Encuentro esta nota en el diario Abc y creo que vale la pena rebotarla en esta zona (zona que tengo un tanto de lado mientras acabo de corregir un aburrido libro de redacción cuyo editor me tiene cercado hasta que termine).
Estas y muchas más interpretaciones, hasta 120.000, son las que reúne el «Diccionario de americanismos», confeccionado a lo largo de diez años por las veintidós Academias de la Lengua Española, que acaba de ser editado por Santillana. Un volumen que en sus más de 2.300 páginas acoge 70.000 entradas, con definiciones claras, precisas y objetivas, que abarcan las diversas variantes del español hablado en Hispanoamérica, incluidas las etnias indígenas y las lenguas indígenas vivas.

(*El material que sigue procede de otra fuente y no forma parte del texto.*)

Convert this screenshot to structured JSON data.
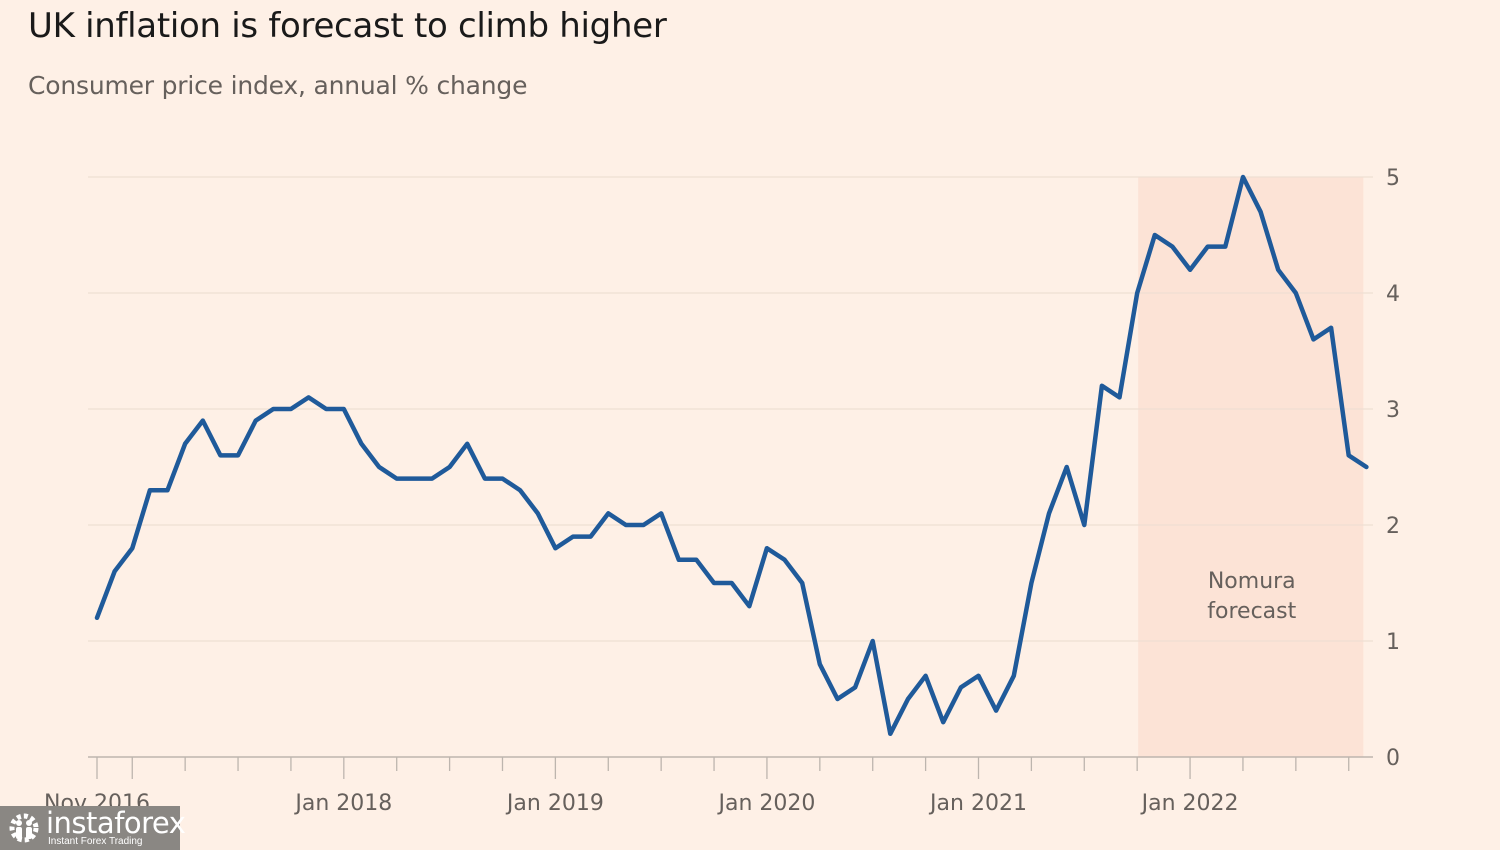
{
  "header": {
    "title": "UK inflation is forecast to climb higher",
    "subtitle": "Consumer price index, annual % change"
  },
  "watermark": {
    "brand": "instaforex",
    "tagline": "Instant Forex Trading"
  },
  "colors": {
    "background": "#FEF0E6",
    "forecast_shading": "#FCE3D6",
    "line": "#1F5A9A",
    "grid": "#EEDFD4",
    "axis": "#BDB5AE",
    "text": "#66605c"
  },
  "chart_data": {
    "type": "line",
    "title": "UK inflation is forecast to climb higher",
    "subtitle": "Consumer price index, annual % change",
    "xlabel": "",
    "ylabel": "",
    "ylim": [
      0,
      5
    ],
    "yticks": [
      0,
      1,
      2,
      3,
      4,
      5
    ],
    "y_axis_side": "right",
    "grid": true,
    "x_start": "Nov 2016",
    "x_end": "Nov 2022",
    "x_tick_interval_months": 3,
    "x_tick_labels": [
      {
        "label": "Nov 2016",
        "month_index": 0
      },
      {
        "label": "Jan 2018",
        "month_index": 14
      },
      {
        "label": "Jan 2019",
        "month_index": 26
      },
      {
        "label": "Jan 2020",
        "month_index": 38
      },
      {
        "label": "Jan 2021",
        "month_index": 50
      },
      {
        "label": "Jan 2022",
        "month_index": 62
      }
    ],
    "forecast_region": {
      "label_lines": [
        "Nomura",
        "forecast"
      ],
      "start_month_index": 59,
      "end_month_index": 72
    },
    "series": [
      {
        "name": "CPI annual % change",
        "start": "Nov 2016",
        "frequency": "monthly",
        "values": [
          1.2,
          1.6,
          1.8,
          2.3,
          2.3,
          2.7,
          2.9,
          2.6,
          2.6,
          2.9,
          3.0,
          3.0,
          3.1,
          3.0,
          3.0,
          2.7,
          2.5,
          2.4,
          2.4,
          2.4,
          2.5,
          2.7,
          2.4,
          2.4,
          2.3,
          2.1,
          1.8,
          1.9,
          1.9,
          2.1,
          2.0,
          2.0,
          2.1,
          1.7,
          1.7,
          1.5,
          1.5,
          1.3,
          1.8,
          1.7,
          1.5,
          0.8,
          0.5,
          0.6,
          1.0,
          0.2,
          0.5,
          0.7,
          0.3,
          0.6,
          0.7,
          0.4,
          0.7,
          1.5,
          2.1,
          2.5,
          2.0,
          3.2,
          3.1,
          4.0,
          4.5,
          4.4,
          4.2,
          4.4,
          4.4,
          5.0,
          4.7,
          4.2,
          4.0,
          3.6,
          3.7,
          2.6,
          2.5
        ]
      }
    ]
  }
}
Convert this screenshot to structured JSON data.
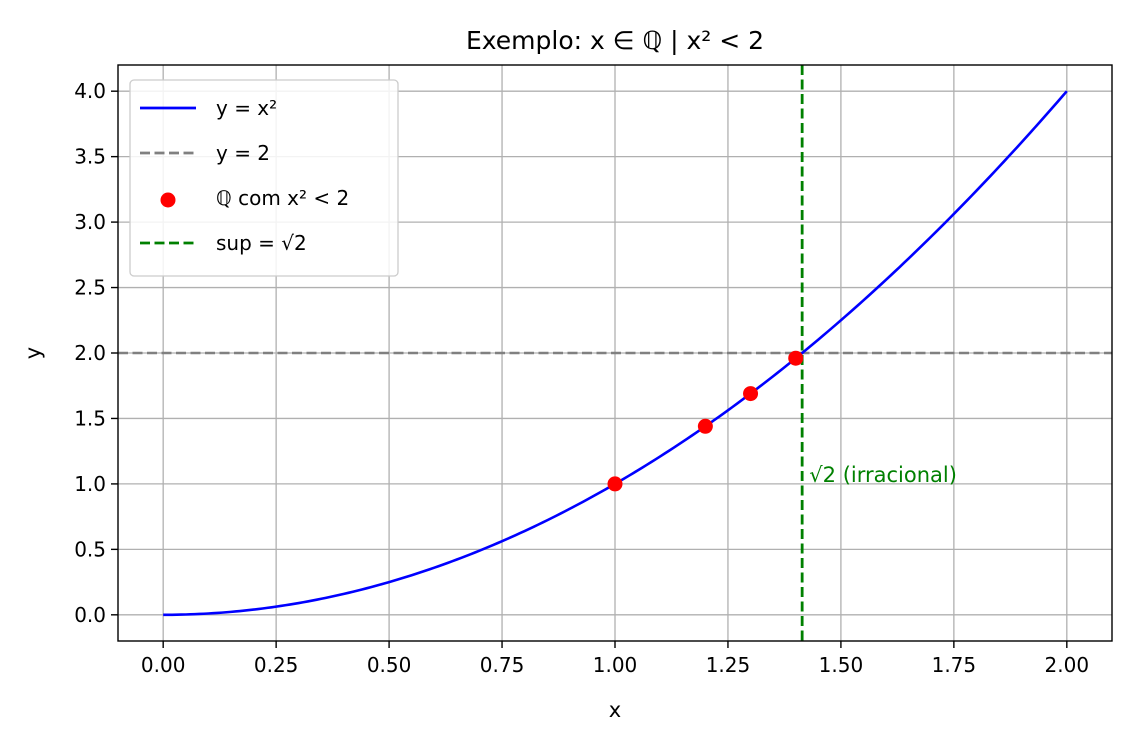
{
  "chart_data": {
    "type": "line",
    "title": "Exemplo: x ∈ ℚ | x² < 2",
    "xlabel": "x",
    "ylabel": "y",
    "xlim": [
      -0.1,
      2.1
    ],
    "ylim": [
      -0.2,
      4.2
    ],
    "xticks": [
      0.0,
      0.25,
      0.5,
      0.75,
      1.0,
      1.25,
      1.5,
      1.75,
      2.0
    ],
    "xtick_labels": [
      "0.00",
      "0.25",
      "0.50",
      "0.75",
      "1.00",
      "1.25",
      "1.50",
      "1.75",
      "2.00"
    ],
    "yticks": [
      0.0,
      0.5,
      1.0,
      1.5,
      2.0,
      2.5,
      3.0,
      3.5,
      4.0
    ],
    "ytick_labels": [
      "0.0",
      "0.5",
      "1.0",
      "1.5",
      "2.0",
      "2.5",
      "3.0",
      "3.5",
      "4.0"
    ],
    "grid": true,
    "legend_position": "top-left",
    "series": [
      {
        "name": "y = x²",
        "kind": "curve",
        "function": "x^2",
        "x_range": [
          0,
          2
        ],
        "color": "#0000ff",
        "style": "solid"
      },
      {
        "name": "y = 2",
        "kind": "hline",
        "y": 2,
        "color": "#808080",
        "style": "dashed"
      },
      {
        "name": "ℚ com x² < 2",
        "kind": "scatter",
        "color": "#ff0000",
        "points": [
          {
            "x": 1.0,
            "y": 1.0
          },
          {
            "x": 1.2,
            "y": 1.44
          },
          {
            "x": 1.3,
            "y": 1.69
          },
          {
            "x": 1.4,
            "y": 1.96
          }
        ]
      },
      {
        "name": "sup = √2",
        "kind": "vline",
        "x": 1.41421356,
        "color": "#008000",
        "style": "dashed"
      }
    ],
    "annotations": [
      {
        "text": "√2 (irracional)",
        "x": 1.43,
        "y": 1.0,
        "color": "#008000"
      }
    ]
  }
}
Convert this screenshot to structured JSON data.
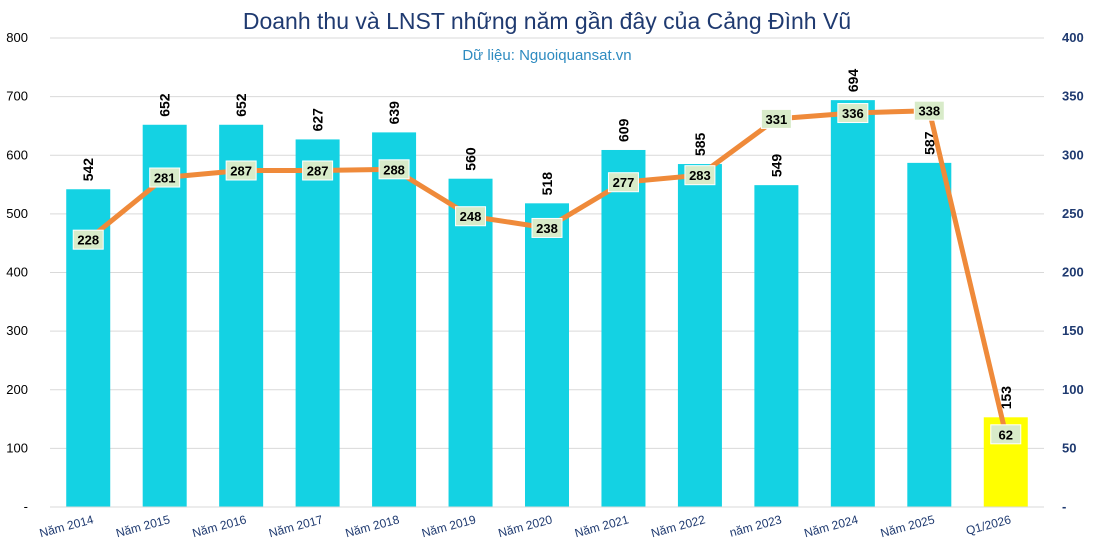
{
  "chart_data": {
    "type": "bar",
    "title": "Doanh thu và LNST những năm gần đây của Cảng Đình Vũ",
    "subtitle": "Dữ liệu: Nguoiquansat.vn",
    "categories": [
      "Năm 2014",
      "Năm 2015",
      "Năm 2016",
      "Năm 2017",
      "Năm 2018",
      "Năm 2019",
      "Năm 2020",
      "Năm 2021",
      "Năm 2022",
      "năm 2023",
      "Năm 2024",
      "Năm 2025",
      "Q1/2026"
    ],
    "series": [
      {
        "type": "bar",
        "axis": "left",
        "color": "#14d2e3",
        "highlight_color": "#ffff00",
        "highlight_index": 12,
        "values": [
          542,
          652,
          652,
          627,
          639,
          560,
          518,
          609,
          585,
          549,
          694,
          587,
          153
        ]
      },
      {
        "type": "line",
        "axis": "right",
        "color": "#ef8a3a",
        "label_bg": "#d8ebc9",
        "values": [
          228,
          281,
          287,
          287,
          288,
          248,
          238,
          277,
          283,
          331,
          336,
          338,
          62
        ]
      }
    ],
    "y_left": {
      "min": 0,
      "max": 800,
      "ticks": [
        "-",
        "100",
        "200",
        "300",
        "400",
        "500",
        "600",
        "700",
        "800"
      ]
    },
    "y_right": {
      "min": 0,
      "max": 400,
      "ticks": [
        "-",
        "50",
        "100",
        "150",
        "200",
        "250",
        "300",
        "350",
        "400"
      ]
    },
    "grid": true,
    "legend": "none"
  }
}
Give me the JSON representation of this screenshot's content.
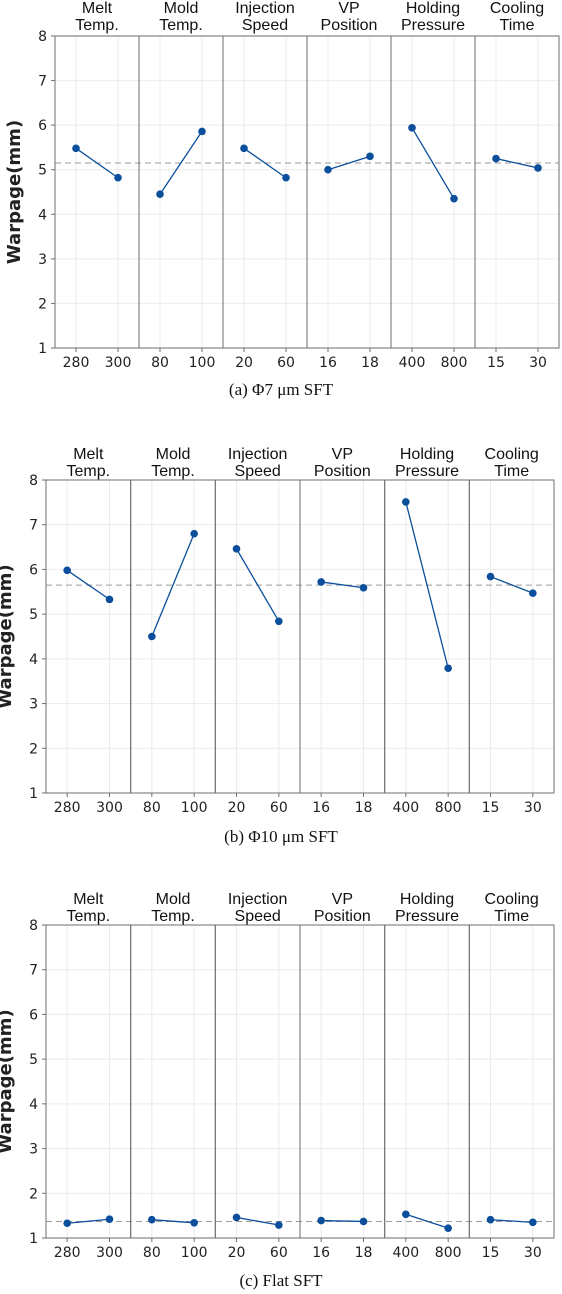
{
  "chart_data": [
    {
      "type": "line",
      "caption": "(a) Φ7 μm SFT",
      "ylabel": "Warpage(mm)",
      "ylim": [
        1,
        8
      ],
      "yticks": [
        1,
        2,
        3,
        4,
        5,
        6,
        7,
        8
      ],
      "mean": 5.15,
      "factors": [
        {
          "label": [
            "Melt",
            "Temp."
          ],
          "levels": [
            "280",
            "300"
          ],
          "values": [
            5.48,
            4.82
          ]
        },
        {
          "label": [
            "Mold",
            "Temp."
          ],
          "levels": [
            "80",
            "100"
          ],
          "values": [
            4.45,
            5.86
          ]
        },
        {
          "label": [
            "Injection",
            "Speed"
          ],
          "levels": [
            "20",
            "60"
          ],
          "values": [
            5.48,
            4.82
          ]
        },
        {
          "label": [
            "VP",
            "Position"
          ],
          "levels": [
            "16",
            "18"
          ],
          "values": [
            5.0,
            5.3
          ]
        },
        {
          "label": [
            "Holding",
            "Pressure"
          ],
          "levels": [
            "400",
            "800"
          ],
          "values": [
            5.94,
            4.35
          ]
        },
        {
          "label": [
            "Cooling",
            "Time"
          ],
          "levels": [
            "15",
            "30"
          ],
          "values": [
            5.25,
            5.04
          ]
        }
      ]
    },
    {
      "type": "line",
      "caption": "(b) Φ10 μm SFT",
      "ylabel": "Warpage(mm)",
      "ylim": [
        1,
        8
      ],
      "yticks": [
        1,
        2,
        3,
        4,
        5,
        6,
        7,
        8
      ],
      "mean": 5.65,
      "factors": [
        {
          "label": [
            "Melt",
            "Temp."
          ],
          "levels": [
            "280",
            "300"
          ],
          "values": [
            5.98,
            5.33
          ]
        },
        {
          "label": [
            "Mold",
            "Temp."
          ],
          "levels": [
            "80",
            "100"
          ],
          "values": [
            4.5,
            6.8
          ]
        },
        {
          "label": [
            "Injection",
            "Speed"
          ],
          "levels": [
            "20",
            "60"
          ],
          "values": [
            6.46,
            4.84
          ]
        },
        {
          "label": [
            "VP",
            "Position"
          ],
          "levels": [
            "16",
            "18"
          ],
          "values": [
            5.72,
            5.59
          ]
        },
        {
          "label": [
            "Holding",
            "Pressure"
          ],
          "levels": [
            "400",
            "800"
          ],
          "values": [
            7.51,
            3.79
          ]
        },
        {
          "label": [
            "Cooling",
            "Time"
          ],
          "levels": [
            "15",
            "30"
          ],
          "values": [
            5.84,
            5.47
          ]
        }
      ]
    },
    {
      "type": "line",
      "caption": "(c) Flat SFT",
      "ylabel": "Warpage(mm)",
      "ylim": [
        1,
        8
      ],
      "yticks": [
        1,
        2,
        3,
        4,
        5,
        6,
        7,
        8
      ],
      "mean": 1.37,
      "factors": [
        {
          "label": [
            "Melt",
            "Temp."
          ],
          "levels": [
            "280",
            "300"
          ],
          "values": [
            1.33,
            1.42
          ]
        },
        {
          "label": [
            "Mold",
            "Temp."
          ],
          "levels": [
            "80",
            "100"
          ],
          "values": [
            1.41,
            1.34
          ]
        },
        {
          "label": [
            "Injection",
            "Speed"
          ],
          "levels": [
            "20",
            "60"
          ],
          "values": [
            1.46,
            1.29
          ]
        },
        {
          "label": [
            "VP",
            "Position"
          ],
          "levels": [
            "16",
            "18"
          ],
          "values": [
            1.39,
            1.37
          ]
        },
        {
          "label": [
            "Holding",
            "Pressure"
          ],
          "levels": [
            "400",
            "800"
          ],
          "values": [
            1.53,
            1.22
          ]
        },
        {
          "label": [
            "Cooling",
            "Time"
          ],
          "levels": [
            "15",
            "30"
          ],
          "values": [
            1.41,
            1.35
          ]
        }
      ]
    }
  ],
  "colors": {
    "series": "#0b4f9c",
    "mean_line": "#9a9a9a",
    "frame": "#6e6e6e",
    "grid": "#ebebeb"
  }
}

El volumen es un mapa geográfico del español que muestra su riqueza lingüística en toda su amplitud, deteniéndose tanto en el acervo más popular como en el lenguaje de las jóvenes generaciones. Basta asomarse a él para comprobar el trabajo exhaustivo realizado. Son precisas casi dos páginas para reunir las distintas acepciones de «agua», que en Cuba significa «borrachera»; mientras que «agua de culo» en El Salvador es un brebaje que da una mujer a un hombre para retenerlo. Si pide en Ecuador «agua de vieja» le ofrecerán una bebida de propiedades medicinales.
Entre «las grandes novedades» del texto, que ha sido confeccionado y corregido por lexicógrafos españoles e hispanoamericanos pertenecientes a las veintidós academias, se encuentra una larga lista de sinónimos que aparecen reunidos al final en un índice sinonímico, donde podrá comprobar que si le espetan términos como «abismado», «aboyado», «babosota», «lentejo», «mata de pelotas» o «mente de pollo», le están llamando, simple y llanamente, «tonto o bobo». Si hablan de «ratón», «tongo», «gorila» o «camarón» se están refiriendo a un policía. En cuanto a palabras más comprometidas, tome —y no coja— el diccionario y revise términos como «abrochar», «afilar», «fusilar», «sacarle punta al lápiz», «chiflar», «atornillar», todas referidas a «realizar el coito», que en Chile se traduce en la expresión «afinar el piano», muy lejos de la acepción musical española.